Les femmes aussi ont un cœur !

Les femmes aussi ont un cœur !

Les maladies cardiovasculaires restent la première cause de mortalité chez la femme. Dix fois plus meurtrières que le cancer du sein, ces pathologies sont moins bien diagnostiquées et prises en charge que chez l’homme.

Un véritable problème de santé publique ! En France, comme dans tous les pays d’Europe, les maladies cardiovasculaires constituent la première cause de décès chez les femmes. En comparaison avec le cancer du sein, ces pathologies sont dix fois plus meurtrières. Les maladies cardiovasculaires totalisent encore 52 % des causes de mortalité chez la femme contre 42 % chez l’homme. Selon un rapport du Conseil économique et social, la prise en charge médicale des problèmes cardiaques, à toutes les étapes, de l’incidence jusqu’au décès, est moins bonne pour les femmes que pour les hommes. De fait, si ces maladies se déclarent en moyenne sept à dix ans plus tard chez la femme que chez l’homme, les modifications comportementales, notamment l’alimentation, les facteurs psychosociaux et l’exposition au tabac, ont aujourd’hui un impact majeur sur la détérioration de la santé cardiovasculaire féminine. L’hospitalisation pour infarctus du myocarde (IDM) en France est en baisse pour la majorité de la population, à l’exception des femmes de 35 à 54 ans.

Des symptômes mal perçus et une prise en charge retardée

Presque deux tiers des femmes qui décèdent d’un infarctus n’ont pas eu de symptômes d’alarme. Car les signes ne sont pas toujours évidents à déceler chez la femme.
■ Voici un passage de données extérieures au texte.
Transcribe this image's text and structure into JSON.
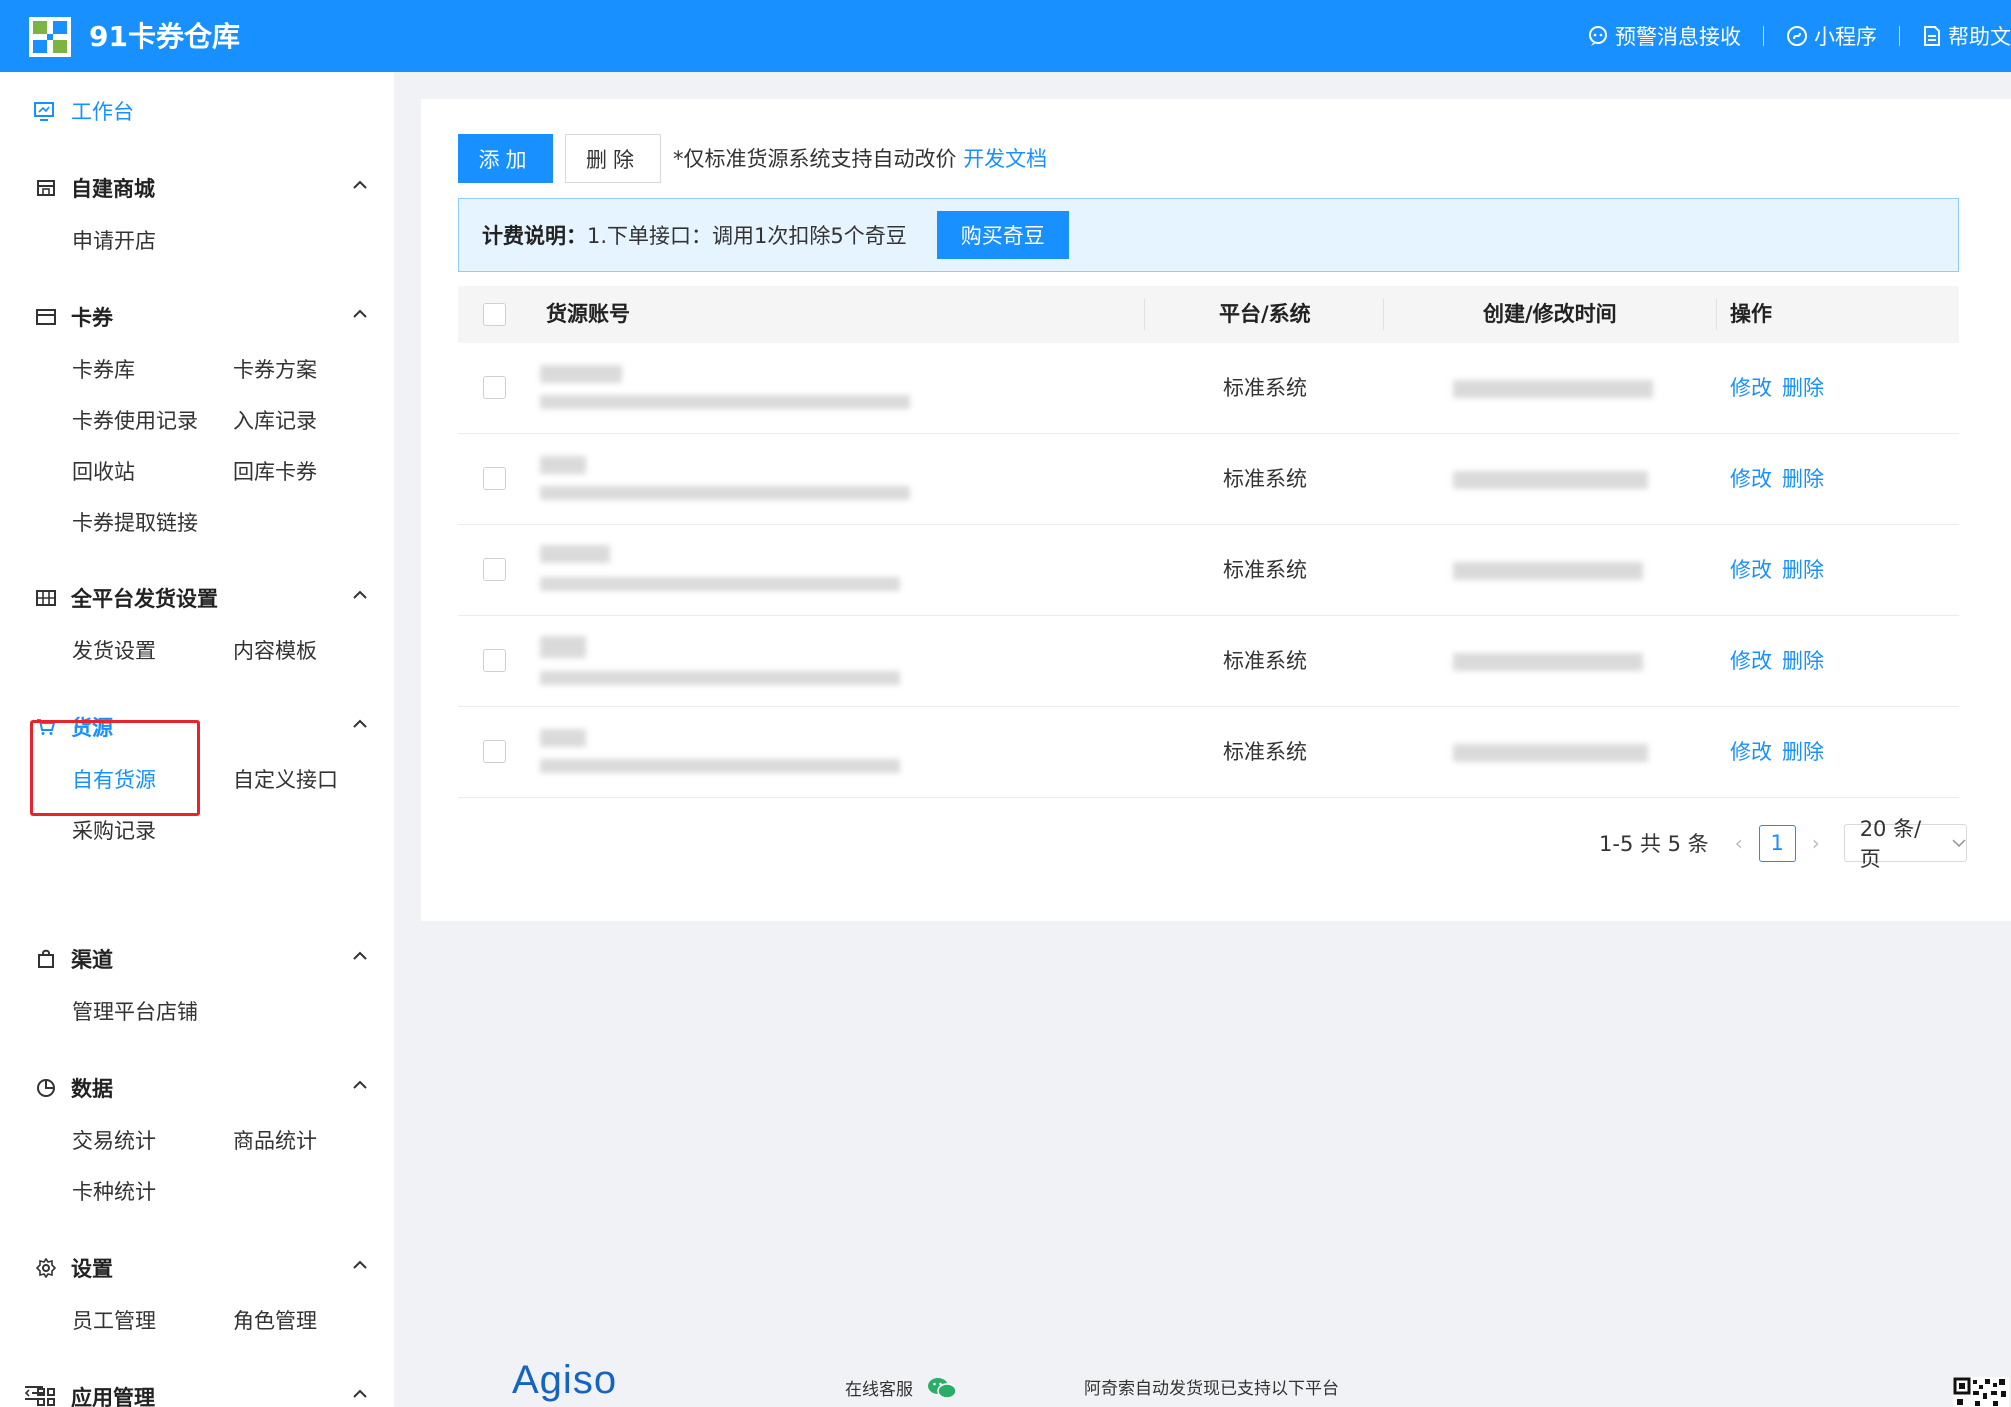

La puissante douleur thoracique significative chez l’homme est beaucoup moins fréquente chez la femme. On retrouve plus régulièrement une grande fatigue, des troubles du sommeil et de l’humeur, des troubles digestifs (nausées, vomissements, douleur épigastrique), qui trop souvent, orientent vers un mauvais diagnostic. La croyance encore largement admise que les femmes sont moins vulnérables vis-à-vis des maladies cardiovasculaires participe à cette mauvaise perception de leurs symptômes.
C’est notamment pourquoi les femmes consultent plus tard et présentent un profil plus grave, une fois que la maladie est diagnostiquée. Elles sont moins traitées ou traitées plus tard. Ce décalage de prise en charge est en moyenne de 10 minutes pour un infarctus. Conséquence : une mortalité plus élevée à un an chez les femmes, soit de +7 % en valeur absolue par rapport aux hommes.

 

Le danger des préjugés

Ce film de prévention, réalisé par Maïwenn, pointe du doigt la méconnaissance de ce problème de santé.

 

Des risques spécifiques aux femmes

Les facteurs de risque cardiovasculaire majeurs, identiques à ceux des hommes, tels que l’hypertension artérielle, le tabagisme, les dyslipidémies, le diabète, le stress psychosocial ont un impact plus important, en particulier chez la femme jeune. Ainsi le diabète augmente le risque de mortalité cardiovasculaire de trois à sept fois chez les femmes contre deux à trois fois chez les hommes. Du reste, certaines étapes dans la vie d’une femme sont marquées par des modifications hormonales qui requièrent une attention particulière. La prescription d’une contraception hormonale nécessite une consultation médicale approfondie et d’autant plus avec l’âge. Car, à partir de 35 ans les facteurs de risque vasculaire artériel tels que l’obésité, l’hypertension, le diabète, le tabagisme s’intensifient. Le statut vasculaire de la femme enceinte doit aussi précisément être pris en compte, en particulier quand elle présente une hypertension artérielle ou une pré-éclampsie. En effet, le risque cardiovasculaire ultérieur est multiplié par trois pour l’hypertension et par deux pour l’infarctus du myocarde ou l’AVC pendant la grossesse. La ménopause exige également une certaine vigilance. Durant cette période, le risque de morbidité est essentiellement cardiovasculaire. Une évaluation cardiologique est donc recommandée aux femmes préménopausées, en particulier en présence de facteurs de risque ou lorsqu’une maladie cardiovasculaire est suspectée, et avant d’entamer tout traitement hormonal.

Une recherche qui ne prend pas assez en compte les spécificités des femmes

Pour la Délégation aux droits des femmes et à l’égalité des chances, c’est dès la recherche fondamentale que les différences biologiques entre hommes et femmes doivent être prises en compte. Autant pour affiner les outils de prévention que pour mettre au point des prises en charge et des traitements différenciés. Car, jusqu’à présent, les travaux et études sur ces pathologies sont menés le plus souvent sur un plus large panel d’hommes.